MAR. I feel somehow as if I fain must shout:
Ho! laughing lassies, will you play at love?
Let’s play together, let’s play the game
of buy and sell:
Who’ll give a penny for my guileless heart?
(Pushing through the crowd, RUDOLPH_ and MIMI, arm in arm, approach a bonnet shop._)
RUD. Let’s go!
MIMI. To buy the bonnet?
RUD. Hold tightly to my arm, love!
(They enter the bonnet shop.)
(SCHAUNARD strolls about in front of the Cafe Momus, waiting for his friends, and, armed with his huge pipe and hunting horn, he watches the crowd curiously.)
SCH. Surging onward—eager, breathless—
Moves the madding crowd,
As they frolic ever
In their wild, insane endeavor.
COL. (comes up, waving an old book in triumph)

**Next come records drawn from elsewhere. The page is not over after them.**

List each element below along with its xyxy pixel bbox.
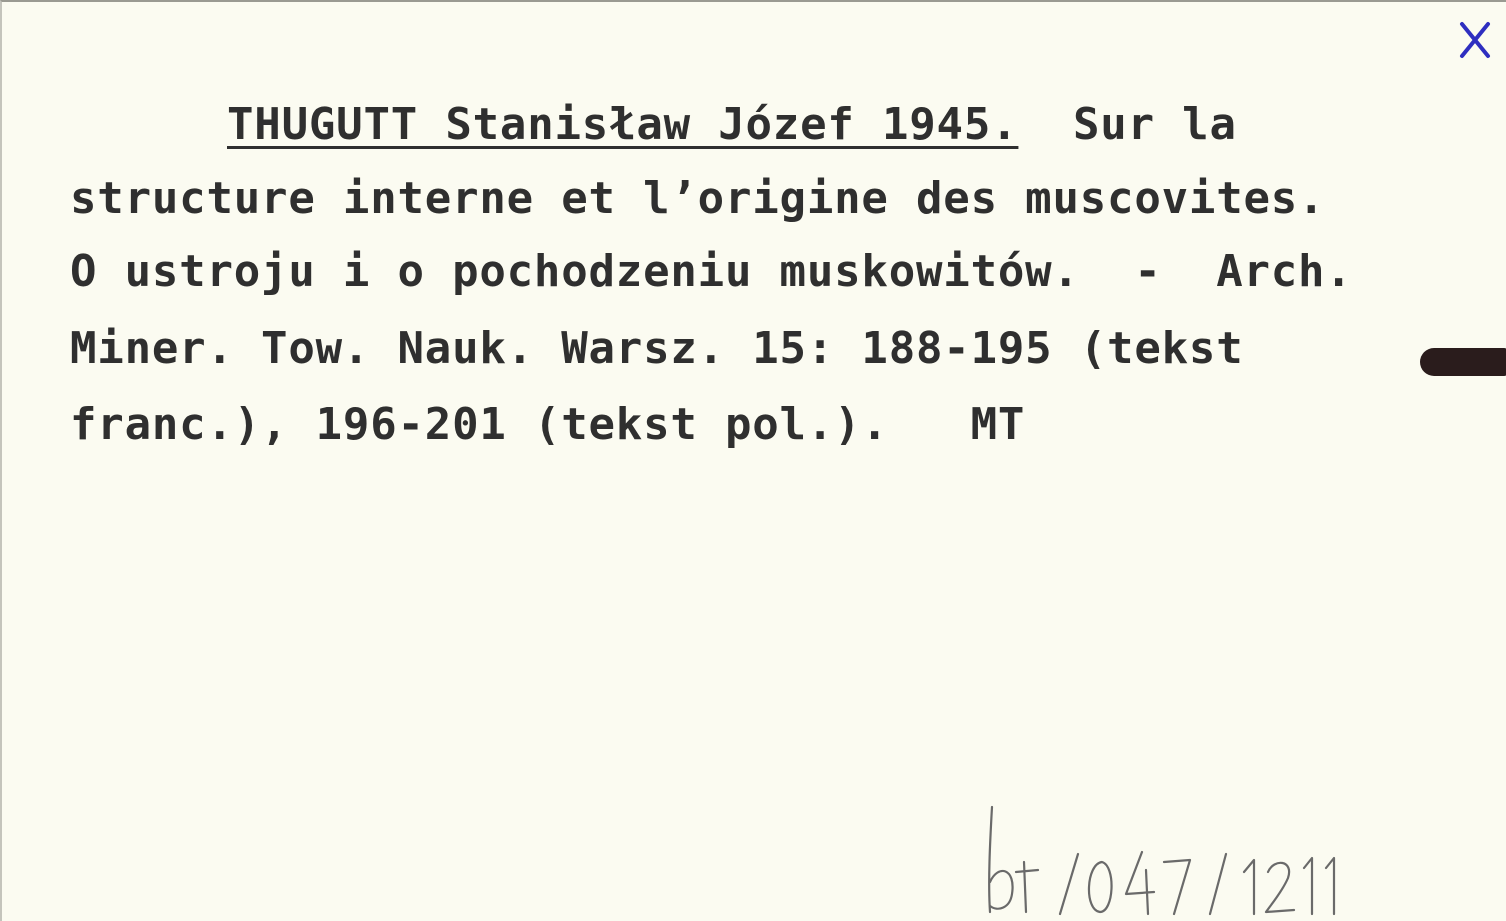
entry-line-5: franc.), 196-201 (tekst pol.). MT — [70, 399, 1026, 450]
title-start: Sur la — [1073, 99, 1237, 150]
author-heading: THUGUTT Stanisław Józef 1945. — [227, 99, 1019, 150]
ink-redaction — [1420, 348, 1506, 376]
entry-line-2: structure interne et l’origine des muscovites. — [70, 173, 1326, 224]
entry-line-3: O ustroju i o pochodzeniu muskowitów. - Arch. — [70, 246, 1353, 297]
entry-line-1 — [227, 98, 1237, 152]
handwritten-signature — [982, 802, 1362, 917]
close-icon[interactable] — [1450, 10, 1500, 60]
entry-line-4: Miner. Tow. Nauk. Warsz. 15: 188-195 (tekst — [70, 323, 1244, 374]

Such a rare copy! well-nigh unique,
A grammar of Runic!
SCH. (who arrives at that moment behind COLLINE,
compassionately)
Honest fellow!
MAR. (arriving at the Cafe Momus, and finding
SCHAUNARD and
COLLINE)
To supper!
SCH. and COL. Ho! Rudolph!
MAR. He’s gone to buy a bonnet.
(MARCEL, SCHAUNARD and COLLINE try to find an empty table outside the cafe, but there is only one, which is occupied by townsfolk. At these latter the three friends glare furiously, and then enter the cafe. The crowd disperses among the adjacent streets. The shops are crowded and the square becomes densely thronged with buyers who come and go. In the cafe there is much animation. RUDOLPH and MIMI come out of the shop.)
RUD. (to MIMI)
Come along! my friends are waiting.
MIMI. Do you think this rose-trimmed bonnet suits me?
RUD. The color suits your dark complexion.
MIMI. (looking into the window of a bonnet shop) O what a pretty necklace!
RUD. I have an aunt a millionaire.
If the good God wills to take her,
Then shall you have a necklace far more fine.
(suddenly seeing MIMI look round suspiciously)
What is it?
MIMI. Are you jealous?
RUD. The man in love is always jealous, darling.
MIMI. Are you then in love?
RUD. (squeezing her arm in his)
Yes, so much in love!
Are you?
MIMI. Yes, deeply.
(Enter from the cafe, COLLINE, SCHAUNARD and MARCEL carrying a table. A waiter follows with chairs. The townsfolks seated near seem vexed at the noise which the three friends are making, for they soon get up and walk away.)
COL. The vulgar herd I hate, just as I did Horace.
SCH. And I, when I am eating,
I can’t stand being crowded.
MAR. (to the waiter) Smartly!
SCH. For many!
MAR. We want a supper of the choicest!